The lectionary was kind enough to make this same point yesterday in a passage from St. Paul’s letter to the Christians in Thessalonica (1 Thess. 3:9-13). Those Thessalonians were terribly distressed that some of their friends had died—which they didn’t think would happen after they became Christians. That distress is what prompted Paul to write them a letter.
The cycle of life and death will indeed continue, Paul tells them, even as we wait for the glorious coming of Christ with all the saints. All the more reason, he says, for you to “increase and abound in love for one another and for all.”
I couldn’t help but tie all of these various texts together—from Luke and Mann to Paul—and imagine our worship at the Eucharistic Table yesterday as a gathering on the “Magic Mountain”—a place for healing and insight.

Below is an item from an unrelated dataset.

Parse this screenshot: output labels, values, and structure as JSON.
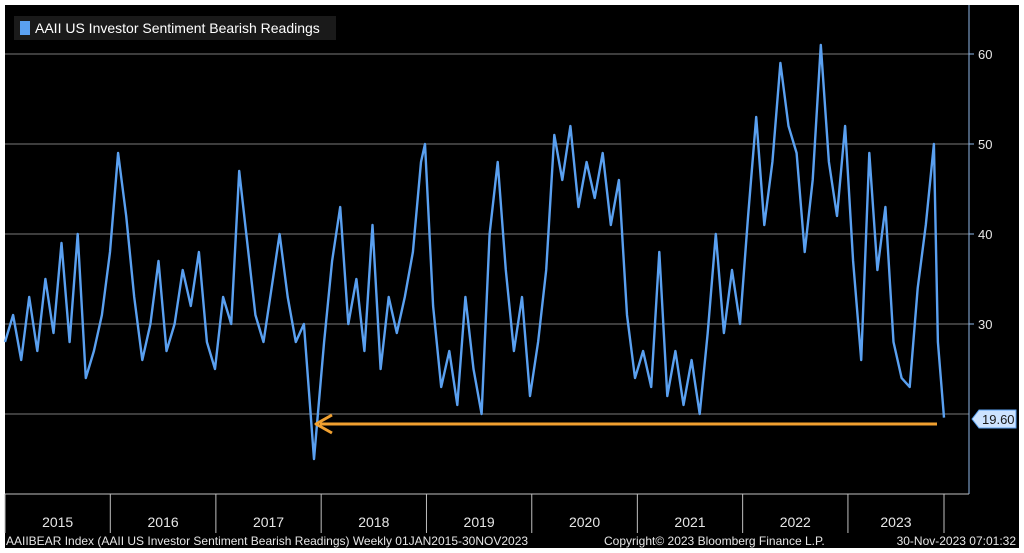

But like Mann’s characters, we don’t stay in that sanctuary. We are sent out from that Table—we go back down the mountain—fortified by the hope for the healing of the world.
This world of flourishing will emerge not from our own efforts alone but from changed hearts and minds, from making ourselves open (and vulnerable) to the transforming power of God’s love.
This is the God who comes not just once, centuries ago in Bethlehem, nor only for a second time, at the so-called “end of time,” but the God who is always arriving, always appearing, always as the God of Advent, always ready to remake us with love, and then always sending us out with that love for the healing of the world.
“Be on your guard,” Luke’s Jesus says, “so that your hearts are not weighed down…”
“Increase in love,” Paul says, “for one another and for all.”